A fundamental question in biology is how constraints drive phenotypic changes and the diversification of life. We know little about the role of these constraints during crop domestication, nor how artificial selection can escape them. While they are considered as obstacles for the improvement of target crop traits by plant breeders, efforts to quantify them are rare. Interestingly, several generic, cross-wild species, ecophysiological and biophysical constraints have been identified in theoretical and empirical ecology, with acceleration in the last two decades with the rising of trait-based ecology.
CONSTRAINTS questions whether crop domestication has shifted ecophysiological and biophysical traits related to resource acquisition, use and partitioning, and how trade-offs between them have constrained domestication and can limit future improvements in both optimal and sub-optimal conditions.
The project is based on three objectives:
1. Revealing the existence (or lack) of generic resource-use domestication syndrome in crop species.
2. Elucidating ecophysiological and biophysical trade-offs within crop species and delineating the envelope of constraints for artificial selection.
3. Examining the shape of ecophysiological and biophysical trade-offs in crop species when grown in sub-optimal environmental conditions.

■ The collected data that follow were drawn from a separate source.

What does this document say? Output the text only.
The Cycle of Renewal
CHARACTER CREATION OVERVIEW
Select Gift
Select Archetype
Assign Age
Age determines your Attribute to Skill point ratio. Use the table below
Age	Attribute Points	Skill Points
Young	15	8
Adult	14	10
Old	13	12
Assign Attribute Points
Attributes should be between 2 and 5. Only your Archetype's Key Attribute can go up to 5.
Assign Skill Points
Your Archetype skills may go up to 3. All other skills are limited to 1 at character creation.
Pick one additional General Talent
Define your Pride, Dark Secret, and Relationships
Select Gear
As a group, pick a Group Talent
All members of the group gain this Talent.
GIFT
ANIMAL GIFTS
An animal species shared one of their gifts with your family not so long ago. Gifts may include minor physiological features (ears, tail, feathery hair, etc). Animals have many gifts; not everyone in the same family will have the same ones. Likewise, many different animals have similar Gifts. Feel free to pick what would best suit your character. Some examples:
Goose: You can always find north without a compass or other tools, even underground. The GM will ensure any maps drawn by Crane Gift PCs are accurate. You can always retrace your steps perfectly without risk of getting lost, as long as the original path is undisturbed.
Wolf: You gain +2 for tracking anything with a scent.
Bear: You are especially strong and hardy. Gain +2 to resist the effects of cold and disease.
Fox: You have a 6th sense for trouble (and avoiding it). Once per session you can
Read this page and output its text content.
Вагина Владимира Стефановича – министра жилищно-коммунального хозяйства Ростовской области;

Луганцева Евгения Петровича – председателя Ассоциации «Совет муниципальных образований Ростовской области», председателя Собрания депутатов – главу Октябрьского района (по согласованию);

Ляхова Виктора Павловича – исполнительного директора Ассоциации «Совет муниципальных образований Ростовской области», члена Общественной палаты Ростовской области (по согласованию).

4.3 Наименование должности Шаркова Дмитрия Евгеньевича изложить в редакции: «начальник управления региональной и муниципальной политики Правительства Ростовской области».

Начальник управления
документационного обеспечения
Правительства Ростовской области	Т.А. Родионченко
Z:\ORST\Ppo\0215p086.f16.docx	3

This project will be investigated within and across crop species thanks to a panel of 12 studied species (maize, sunflower, Japonica rice, sorghum, durum wheat, bread wheat, alfalfa, orchardgrass, signalgrass, pea, rapeseed, ryegrass) for which data and collections of genotypes (1,700 total) are already available, and additional high throughput phenotyping using automatons. The species have been chosen to cover a wide range of crop types: C3/C4, annual/perennial, grain vs. forage production. In addition, 400 worldwide accessions of the model species Arabidopsis thaliana will be used for a genome-wide association study (GWAS) of resource-use traits to explore the genetic determinism of biophysical and ecophysiological constraints. Collectively, we will use a multiple-tool approach by using: field measurement, high-throughput phenotyping, common-garden experiment, comparative analysis using databases, modelling, genomics.
The ground-breaking aspect of the project holds in the nature of the questions asked and in the unique opportunity to engage a translational approach from ecology to agronomy and crop science.
The objectives of this cross-disciplinary project are beyond the state-of-the-art in three disciplines: (i) beyond the trait-by-trait and constraints-blind approach in crop science and plant breeding, (ii) beyond correlative approaches in functional ecology, (iii) beyond the developmental-constraints-as-the-major-constraints-for-trait-evolution paradigm in evolutionary biology.
The identification and quantification of constraints in crop species will represent an important step towards the selection of improved cultivated species resistant to suboptimal conditions (in particular low inputs and drought).